Sri-Lanka : les Tigres de la Libération de l’Eelam Tamil,

Inde : la guérilla sikh combattant pour l’indépendance du “Khalistan”,

Pérou : le “Sentier Lumineux”,

Sénégal : mouvements indépendantistes de Casamance,

Turquie et alentours : Parti des Travailleurs du Kurdistan.

 

Mais il existe sans doute d’autres de ces entités hybrides, repérables en croisant des critères simples :

 

. Idéologie marxiste-léniniste fanatique,

. Activité de guérilla dans le tiers-monde;

. Activité de propagande, plus tout un ensemble d’activités délictueuses, ou criminelles, dans des pays développés, Europe d’abord, . Pratique du terrorisme et de violences internes graves (purges, etc.)

. Narco-trafic,

. Complicité d’Etats hostiles aux puissances occidentales.

 

4°) Typologie des nouvelles entités dangereuses

 

Fort divers, ces nouveaux acteurs terroristes n’en ont pas moins des caractéristiques communes :

 

. Déterritorialisation, ou implantation dans des zones inaccessibles,

. Absence, le plus souvent, de tout sponsorship d’Etat - ce qui les rend plus imprévisibles et incontrôlables encore,

. Nature hybride, pour part “politique”, pour part criminelle,

. Capacité de mutation ultra-rapide en fonction du paradigme dollar, désormais crucial,

. Approche pragmatique, tendant à prouver le mouvement [terroriste] en marchant - selon la vieille pratique maoïste consistant à lancer la guérilla pour apprendre la guerre (Voir ainsi les bombes bricolées des GIA en France, juillet-nov. 1995).

. Capacités meurtrières énormes, par rapport au terrorisme de la guerre froide, lui, symbolique le plus souvent.
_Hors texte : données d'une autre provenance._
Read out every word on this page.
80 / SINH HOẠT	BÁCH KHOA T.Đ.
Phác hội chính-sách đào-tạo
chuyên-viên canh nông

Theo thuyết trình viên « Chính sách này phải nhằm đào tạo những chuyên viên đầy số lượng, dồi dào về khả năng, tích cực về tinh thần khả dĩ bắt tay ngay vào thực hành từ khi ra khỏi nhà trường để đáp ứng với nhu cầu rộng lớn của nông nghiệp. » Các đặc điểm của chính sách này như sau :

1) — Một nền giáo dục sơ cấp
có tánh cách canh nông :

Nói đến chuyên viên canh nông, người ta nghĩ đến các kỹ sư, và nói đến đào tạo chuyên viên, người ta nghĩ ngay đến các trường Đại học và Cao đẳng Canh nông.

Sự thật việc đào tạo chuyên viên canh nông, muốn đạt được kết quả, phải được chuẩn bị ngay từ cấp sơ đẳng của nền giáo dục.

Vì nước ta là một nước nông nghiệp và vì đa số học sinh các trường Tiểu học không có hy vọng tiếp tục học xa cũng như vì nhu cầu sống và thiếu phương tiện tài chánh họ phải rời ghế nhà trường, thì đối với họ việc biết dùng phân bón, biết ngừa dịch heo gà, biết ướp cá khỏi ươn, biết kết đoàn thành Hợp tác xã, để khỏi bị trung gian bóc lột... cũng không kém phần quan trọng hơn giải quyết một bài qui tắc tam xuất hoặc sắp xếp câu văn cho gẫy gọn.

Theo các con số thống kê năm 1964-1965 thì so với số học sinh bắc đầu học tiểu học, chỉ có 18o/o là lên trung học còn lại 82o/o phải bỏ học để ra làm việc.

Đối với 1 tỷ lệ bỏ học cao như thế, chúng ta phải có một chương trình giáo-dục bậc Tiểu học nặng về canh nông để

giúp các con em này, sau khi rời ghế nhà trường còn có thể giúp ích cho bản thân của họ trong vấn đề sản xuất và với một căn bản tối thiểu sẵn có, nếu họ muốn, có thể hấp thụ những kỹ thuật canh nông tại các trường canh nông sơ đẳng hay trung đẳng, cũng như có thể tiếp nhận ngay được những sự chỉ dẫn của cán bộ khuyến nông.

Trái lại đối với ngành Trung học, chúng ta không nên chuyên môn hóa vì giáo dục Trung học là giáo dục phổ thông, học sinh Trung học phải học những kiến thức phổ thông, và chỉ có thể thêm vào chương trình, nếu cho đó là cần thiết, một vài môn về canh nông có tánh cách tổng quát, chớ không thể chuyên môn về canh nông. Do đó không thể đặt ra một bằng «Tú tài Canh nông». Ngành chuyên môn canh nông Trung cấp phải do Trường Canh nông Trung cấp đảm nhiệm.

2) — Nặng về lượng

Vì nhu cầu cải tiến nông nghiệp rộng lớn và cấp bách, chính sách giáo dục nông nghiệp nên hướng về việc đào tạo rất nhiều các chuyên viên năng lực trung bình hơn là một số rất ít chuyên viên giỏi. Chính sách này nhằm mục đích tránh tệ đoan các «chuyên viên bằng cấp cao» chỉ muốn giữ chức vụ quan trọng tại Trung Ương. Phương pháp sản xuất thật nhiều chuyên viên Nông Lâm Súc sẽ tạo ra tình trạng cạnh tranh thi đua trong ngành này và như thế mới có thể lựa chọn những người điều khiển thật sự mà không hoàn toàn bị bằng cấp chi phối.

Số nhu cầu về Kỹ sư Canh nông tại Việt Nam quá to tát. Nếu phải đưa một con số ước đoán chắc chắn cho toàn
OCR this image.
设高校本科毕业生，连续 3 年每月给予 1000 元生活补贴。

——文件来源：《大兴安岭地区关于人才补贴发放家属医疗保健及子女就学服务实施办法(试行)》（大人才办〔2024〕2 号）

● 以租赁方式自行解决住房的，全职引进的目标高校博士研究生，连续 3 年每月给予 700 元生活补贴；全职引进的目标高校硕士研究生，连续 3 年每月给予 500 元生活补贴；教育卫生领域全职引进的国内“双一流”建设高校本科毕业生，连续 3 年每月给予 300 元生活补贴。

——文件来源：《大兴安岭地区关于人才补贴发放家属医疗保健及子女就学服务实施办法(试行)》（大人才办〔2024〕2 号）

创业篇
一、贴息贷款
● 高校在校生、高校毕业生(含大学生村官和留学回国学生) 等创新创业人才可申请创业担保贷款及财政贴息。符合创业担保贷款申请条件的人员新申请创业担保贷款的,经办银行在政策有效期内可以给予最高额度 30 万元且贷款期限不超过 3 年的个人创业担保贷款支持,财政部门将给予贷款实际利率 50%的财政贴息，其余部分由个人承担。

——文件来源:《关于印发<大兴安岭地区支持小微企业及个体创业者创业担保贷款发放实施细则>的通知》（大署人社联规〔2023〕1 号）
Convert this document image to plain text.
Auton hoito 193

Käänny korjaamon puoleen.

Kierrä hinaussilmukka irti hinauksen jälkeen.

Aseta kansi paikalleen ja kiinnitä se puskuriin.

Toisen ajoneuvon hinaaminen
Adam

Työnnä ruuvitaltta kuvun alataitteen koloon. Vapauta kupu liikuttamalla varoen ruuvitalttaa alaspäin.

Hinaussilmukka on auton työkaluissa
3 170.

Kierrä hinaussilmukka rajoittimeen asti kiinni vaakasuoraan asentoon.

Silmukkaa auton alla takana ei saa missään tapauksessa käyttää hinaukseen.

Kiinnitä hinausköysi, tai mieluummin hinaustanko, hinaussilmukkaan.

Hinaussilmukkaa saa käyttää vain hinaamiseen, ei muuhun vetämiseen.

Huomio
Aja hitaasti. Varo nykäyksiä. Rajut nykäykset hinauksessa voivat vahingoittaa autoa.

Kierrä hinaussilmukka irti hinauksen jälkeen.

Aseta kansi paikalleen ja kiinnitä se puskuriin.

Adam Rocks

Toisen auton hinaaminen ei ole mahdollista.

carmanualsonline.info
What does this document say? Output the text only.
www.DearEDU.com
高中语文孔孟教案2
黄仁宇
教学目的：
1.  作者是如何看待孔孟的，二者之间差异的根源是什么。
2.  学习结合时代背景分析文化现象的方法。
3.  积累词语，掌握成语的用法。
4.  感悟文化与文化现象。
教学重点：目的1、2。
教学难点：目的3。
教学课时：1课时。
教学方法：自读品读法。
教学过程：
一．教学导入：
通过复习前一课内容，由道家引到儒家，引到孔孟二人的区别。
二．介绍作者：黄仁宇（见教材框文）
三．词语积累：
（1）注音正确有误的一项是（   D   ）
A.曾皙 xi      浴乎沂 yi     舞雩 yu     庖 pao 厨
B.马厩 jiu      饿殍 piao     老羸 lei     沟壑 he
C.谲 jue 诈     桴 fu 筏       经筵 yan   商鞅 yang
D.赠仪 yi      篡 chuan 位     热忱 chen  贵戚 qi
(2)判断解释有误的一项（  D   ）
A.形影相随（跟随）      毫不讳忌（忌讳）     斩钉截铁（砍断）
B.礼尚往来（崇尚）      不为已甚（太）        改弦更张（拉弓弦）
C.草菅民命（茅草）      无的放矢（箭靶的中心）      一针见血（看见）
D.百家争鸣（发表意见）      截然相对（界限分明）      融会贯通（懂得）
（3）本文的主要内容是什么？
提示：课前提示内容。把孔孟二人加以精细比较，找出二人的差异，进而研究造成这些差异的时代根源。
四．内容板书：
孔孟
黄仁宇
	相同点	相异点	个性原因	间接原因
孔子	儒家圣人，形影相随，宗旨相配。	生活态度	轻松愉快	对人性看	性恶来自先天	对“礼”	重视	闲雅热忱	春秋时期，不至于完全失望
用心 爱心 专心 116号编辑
Ainsi, seul le blocage d’un aérosol a empêché la secte Aum de faire 40 000 morts dans le métro de Tokyo, en avril 1995...

 

IV - Flux stratégiques menacés

 

Autre motif de préoccupation : les nouvelles entités dangereuses menacent désormais gravement les flux stratégiques les plus vitaux de la société humaine.

 

Février 1995 : le FBI arrête un pirate informatique qui forçait et pillait depuis des années des banques de données “sensibles”. Selon les experts, de tels “amateurs” cèdent peu à peu la place à des “guérilleros cybernétiques”. Leur objectif : frapper, pour les détruire cette fois, les réseaux numérisés vitaux du monde développé. Certains pirates parlent déjà de déclencher des krachs boursiers artificiels, plongeant ainsi l’ “économie-monde” dans le chaos. Ou de prendre d’assaut (par voie électronique, bien sûr) un satellite de télécommunication, pour le contrôler un moment, ou le saboter. Cet ensemble stratégique très dispersé - donc vulnérable - comprend aussi les flux sociaux (prestations) ou financiers - demain, les fameuses “autoroutes de l’information”. Acteurs de cette nouvelle forme de guerre : des Etats-parias mis sous embargo par les Nations-Unies, ou encore des guérillas dégénérées. Malgré tous ces avertissements, les grands pays développés n’ont pas vraiment conscience de l'extrême fragilité du monde virtuel formé par l'ensemble des moyens informatisés évoqués ci-dessus.

 

Les flux électroniques d’argent sont eux aussi en danger. En 1995, de 300 à 500 milliards de narcodollars ont circulé dans les banques des Etats-Unis. Pays où les lois anti-blanchiment sont les plus sévères du monde - ce qui donne une idée de ce qui doit se passer ailleurs... En Italie, par exemple. Février 1995 à Catane, Sicile : la police arrête Giovanni Cannizzo, promoteur immobilier honorablement connu - qui vient de blanchir 5 milliards de francs pour le compte de la mafia locale, la famille Santapaola. Un montage bancaire si complexe qu’il a fallu toutes les ressources de la Banque d’Italie pour démonter la filière financière.